BEDROCK GEOLOGY OF FOUR SMALL ISLANDS IN PENOBSCOT BAY, MAINE
In August 1999, a day was spent on these islands mapping the distributions of lithologies, and collecting representative samples. The rock samples were analyzed petrographically and chemically to characterize the different lithologic units. Although granite is the dominant bedrock lithology on this group of islands, there is one large (15m wide) basaltic dike that cuts across Orono Island, and there are two outcrops of biotite-schist / amphibolite on Black Island.
The basaltic dike is a plagioclase-clinopyroxene-othopyroxene-phyric tholeiitic basalt.
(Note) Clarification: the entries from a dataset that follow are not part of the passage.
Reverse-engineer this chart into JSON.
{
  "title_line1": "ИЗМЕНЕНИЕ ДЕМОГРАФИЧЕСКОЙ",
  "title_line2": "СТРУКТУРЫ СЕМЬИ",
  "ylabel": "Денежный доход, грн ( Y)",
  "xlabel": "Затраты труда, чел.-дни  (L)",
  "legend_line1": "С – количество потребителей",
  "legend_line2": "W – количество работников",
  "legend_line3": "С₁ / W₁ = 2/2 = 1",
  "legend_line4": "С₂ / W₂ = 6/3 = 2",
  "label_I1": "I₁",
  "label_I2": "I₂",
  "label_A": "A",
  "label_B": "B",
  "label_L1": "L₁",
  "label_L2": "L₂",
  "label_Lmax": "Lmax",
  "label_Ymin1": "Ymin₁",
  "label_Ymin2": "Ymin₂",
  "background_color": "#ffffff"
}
It is clearly related to the large Mesozoic dikes found throughout New England.
Although these four islands had been previously mapped as being underlain by the Swan's Island pluton, the petrography, mineral chemistry, and whole-rock chemistry of the granite samples indicate that two distinct granitic plutons exist in the area. One pluton is a medium-grained, equigranular biotite granite, and the other is a coarse-grained, porphyritic biotite-hornblende granite. Similar granites found on Swan's Island immediately to the south were determined to be of distinctly different ages (Carlson and Bailey, unpub. data): the porphyritic granite yielded a U/Pb zircon age of 370 Ma (+5 Ma), while the medium-grained granite yielded an age of 424 Ma (+2 Ma). Although the boundary between these two plutons is not distinct in the field, it cuts through the western side of Black Island.